President Trump in Washington and Vice-President Mike Pence, who addressed the conference, may see themselves as being in the lead, calling the shots, insisting on changes within the alliance; but the other member nations have the choice of forming their own military alliance, which will not be led by the United States.

As with the change seventy years ago, it may take a while to fully emerge, but this is the direction we are heading in.   On Sunday, Germany’s Chancellor, Angela Merkel, announced she is seeking closer ties with Russia to bring about the defeat of ISIS.

It might be good for Washington’s new leaders to take a lesson from the great nineteenth century German Chancellor, Otto von Bismarck, who once observed that a great power, to survive, must be “one of three” in a world governed by “five.”   Note the following:

“Of the five original great powers recognized at the Congress of Vienna, only France and the United Kingdom have maintained that status continuously to the present day, although France was defeated in the Franco-Prussian War and occupied during World War II.   After the Congress of Vienna, the British Empire emerged as the pre-eminent power, due to its navy and the extent of its territories, which signaled the beginning of the Pax Britannica and of the Great Game between the UK and Russia.   The balance of power between the Great Powers became a major influence in European politics, prompting Otto von Bismarck to say “All politics reduces itself to this formula:  try to be one of three, as long as the world is governed by the unstable equilibrium of five great powers.”   (“Great Power,” Wikipedia)
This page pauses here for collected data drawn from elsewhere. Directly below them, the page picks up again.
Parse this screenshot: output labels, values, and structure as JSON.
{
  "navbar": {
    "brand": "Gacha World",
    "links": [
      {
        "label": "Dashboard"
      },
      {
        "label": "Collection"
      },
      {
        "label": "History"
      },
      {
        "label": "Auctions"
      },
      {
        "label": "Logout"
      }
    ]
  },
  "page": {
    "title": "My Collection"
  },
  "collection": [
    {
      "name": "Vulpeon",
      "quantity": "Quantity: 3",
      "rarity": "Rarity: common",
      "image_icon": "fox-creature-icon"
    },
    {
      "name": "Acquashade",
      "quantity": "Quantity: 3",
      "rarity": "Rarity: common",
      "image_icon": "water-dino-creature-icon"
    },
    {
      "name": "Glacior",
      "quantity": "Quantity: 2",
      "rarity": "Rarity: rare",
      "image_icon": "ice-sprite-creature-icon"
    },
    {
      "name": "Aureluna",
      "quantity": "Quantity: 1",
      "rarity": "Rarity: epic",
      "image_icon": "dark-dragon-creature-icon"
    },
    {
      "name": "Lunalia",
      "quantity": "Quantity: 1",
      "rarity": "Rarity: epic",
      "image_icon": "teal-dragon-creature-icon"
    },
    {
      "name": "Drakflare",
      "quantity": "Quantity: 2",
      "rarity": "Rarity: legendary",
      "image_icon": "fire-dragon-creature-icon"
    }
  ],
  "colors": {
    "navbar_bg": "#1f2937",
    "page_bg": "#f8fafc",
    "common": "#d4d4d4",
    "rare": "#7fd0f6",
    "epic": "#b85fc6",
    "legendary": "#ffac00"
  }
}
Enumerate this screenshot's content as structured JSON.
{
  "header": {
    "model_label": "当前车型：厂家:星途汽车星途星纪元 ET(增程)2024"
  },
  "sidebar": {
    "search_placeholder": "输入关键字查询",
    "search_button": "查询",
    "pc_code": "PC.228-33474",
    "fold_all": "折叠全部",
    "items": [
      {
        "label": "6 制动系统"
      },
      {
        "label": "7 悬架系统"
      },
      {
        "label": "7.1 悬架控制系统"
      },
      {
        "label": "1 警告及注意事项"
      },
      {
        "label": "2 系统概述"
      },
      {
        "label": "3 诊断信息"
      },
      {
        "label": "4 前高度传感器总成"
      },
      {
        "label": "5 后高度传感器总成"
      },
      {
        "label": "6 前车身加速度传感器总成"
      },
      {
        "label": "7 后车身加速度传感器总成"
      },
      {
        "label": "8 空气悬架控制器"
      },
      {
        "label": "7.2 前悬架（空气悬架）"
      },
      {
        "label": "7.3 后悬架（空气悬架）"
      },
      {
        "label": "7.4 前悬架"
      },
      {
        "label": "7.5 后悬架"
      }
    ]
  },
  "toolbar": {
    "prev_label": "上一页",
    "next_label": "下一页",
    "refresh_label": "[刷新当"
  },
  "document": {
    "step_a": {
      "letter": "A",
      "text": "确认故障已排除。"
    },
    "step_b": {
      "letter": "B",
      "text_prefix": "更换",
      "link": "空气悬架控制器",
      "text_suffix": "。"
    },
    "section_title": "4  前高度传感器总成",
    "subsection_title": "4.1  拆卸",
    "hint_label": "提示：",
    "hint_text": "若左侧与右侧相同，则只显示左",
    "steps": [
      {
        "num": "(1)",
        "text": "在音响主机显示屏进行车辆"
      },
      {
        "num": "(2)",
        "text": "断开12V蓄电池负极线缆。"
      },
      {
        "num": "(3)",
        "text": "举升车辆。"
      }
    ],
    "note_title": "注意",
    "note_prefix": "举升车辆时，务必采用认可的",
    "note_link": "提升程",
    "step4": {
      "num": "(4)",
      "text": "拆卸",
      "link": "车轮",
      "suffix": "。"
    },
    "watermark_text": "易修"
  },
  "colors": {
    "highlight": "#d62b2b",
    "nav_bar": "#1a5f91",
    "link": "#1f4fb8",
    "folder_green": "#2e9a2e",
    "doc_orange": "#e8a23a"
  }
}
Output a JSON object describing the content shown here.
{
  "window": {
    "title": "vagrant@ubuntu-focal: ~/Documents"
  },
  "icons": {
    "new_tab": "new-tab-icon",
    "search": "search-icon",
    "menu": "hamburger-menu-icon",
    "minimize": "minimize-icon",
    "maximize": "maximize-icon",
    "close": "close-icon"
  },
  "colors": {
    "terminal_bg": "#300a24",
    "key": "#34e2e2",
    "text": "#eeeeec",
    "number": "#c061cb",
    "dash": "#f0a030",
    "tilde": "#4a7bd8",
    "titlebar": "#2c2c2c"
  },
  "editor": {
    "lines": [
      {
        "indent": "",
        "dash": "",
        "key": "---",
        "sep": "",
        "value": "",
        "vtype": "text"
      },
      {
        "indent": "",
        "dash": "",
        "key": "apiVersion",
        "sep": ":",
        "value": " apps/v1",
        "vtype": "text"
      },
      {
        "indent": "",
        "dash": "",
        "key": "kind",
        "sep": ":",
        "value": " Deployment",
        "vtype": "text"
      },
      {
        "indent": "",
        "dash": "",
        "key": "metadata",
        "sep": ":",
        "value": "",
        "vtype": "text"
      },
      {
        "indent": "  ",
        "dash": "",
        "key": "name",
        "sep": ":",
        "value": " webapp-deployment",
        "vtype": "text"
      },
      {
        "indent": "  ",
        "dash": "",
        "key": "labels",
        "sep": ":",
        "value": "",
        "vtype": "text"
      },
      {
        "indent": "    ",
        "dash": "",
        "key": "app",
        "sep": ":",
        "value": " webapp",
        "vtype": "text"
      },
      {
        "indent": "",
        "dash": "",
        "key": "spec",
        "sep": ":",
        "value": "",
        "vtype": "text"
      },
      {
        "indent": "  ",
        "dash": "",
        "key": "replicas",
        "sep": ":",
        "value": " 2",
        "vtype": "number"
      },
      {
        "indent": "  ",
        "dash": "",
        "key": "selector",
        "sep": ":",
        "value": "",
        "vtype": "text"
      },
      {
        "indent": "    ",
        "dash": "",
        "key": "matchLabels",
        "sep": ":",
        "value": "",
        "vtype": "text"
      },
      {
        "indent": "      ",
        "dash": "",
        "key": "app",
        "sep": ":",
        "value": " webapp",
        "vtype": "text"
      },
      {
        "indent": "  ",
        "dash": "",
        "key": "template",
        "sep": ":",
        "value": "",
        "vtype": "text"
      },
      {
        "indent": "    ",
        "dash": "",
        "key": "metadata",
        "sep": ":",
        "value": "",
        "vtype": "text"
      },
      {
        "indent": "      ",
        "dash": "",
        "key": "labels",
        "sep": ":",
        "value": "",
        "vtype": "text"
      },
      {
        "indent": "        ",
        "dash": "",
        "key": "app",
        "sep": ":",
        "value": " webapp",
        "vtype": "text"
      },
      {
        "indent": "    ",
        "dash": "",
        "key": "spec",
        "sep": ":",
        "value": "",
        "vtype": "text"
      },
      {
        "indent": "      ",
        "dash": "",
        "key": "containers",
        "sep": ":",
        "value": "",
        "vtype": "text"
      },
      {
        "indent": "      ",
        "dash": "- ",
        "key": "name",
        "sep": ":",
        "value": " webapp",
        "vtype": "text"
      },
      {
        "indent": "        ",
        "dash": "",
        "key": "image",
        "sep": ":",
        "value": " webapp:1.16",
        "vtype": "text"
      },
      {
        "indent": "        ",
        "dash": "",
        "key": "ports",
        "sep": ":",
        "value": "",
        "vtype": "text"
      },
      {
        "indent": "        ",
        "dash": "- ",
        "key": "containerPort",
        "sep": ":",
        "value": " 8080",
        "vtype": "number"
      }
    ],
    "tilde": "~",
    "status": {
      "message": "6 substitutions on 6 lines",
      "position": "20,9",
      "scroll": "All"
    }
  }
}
In 1914, the German and Austrian empires went to war with the British, French and Russian empires.   Germany was one of two in a world governed by five.   The Germans lost.  They repeated the same mistake in World War II, when Germany and Japan were the two, in a world still governed by five.   The three opposing powers were Britain, America and Russia.   Again, the Germans lost.

The five major powers right now are the EU, China, the United States, Japan and Russia (a great military power, but not so great economically).   The US remains in alliance with the countries of the EU and Japan, making it one of three in a world governed by five.   If the EU separates from the US, that will reduce America to being one of two.

This all may seem incredible with almost daily news of set-backs in the EU.   France and Holland may leave after elections early this year; Greece and Italy have serious financial problems, which may affect the euro.   But the fact remains that Germany dominates the continent and Germany is putting together a European military force to rival America’s.   The Munich security conference showed the will is there, boosted considerably by the change of administration in Washington.

Daniel 2:21 says that God is behind the rise and fall of nations.   “And He changes the times and the seasons; He removes kings and raises up kings.”   It could be, that after seventy years, the American Era is coming to an end. Munich this weekend showed that many want to see that happen.

Something to think about as the US passes its seventieth anniversary!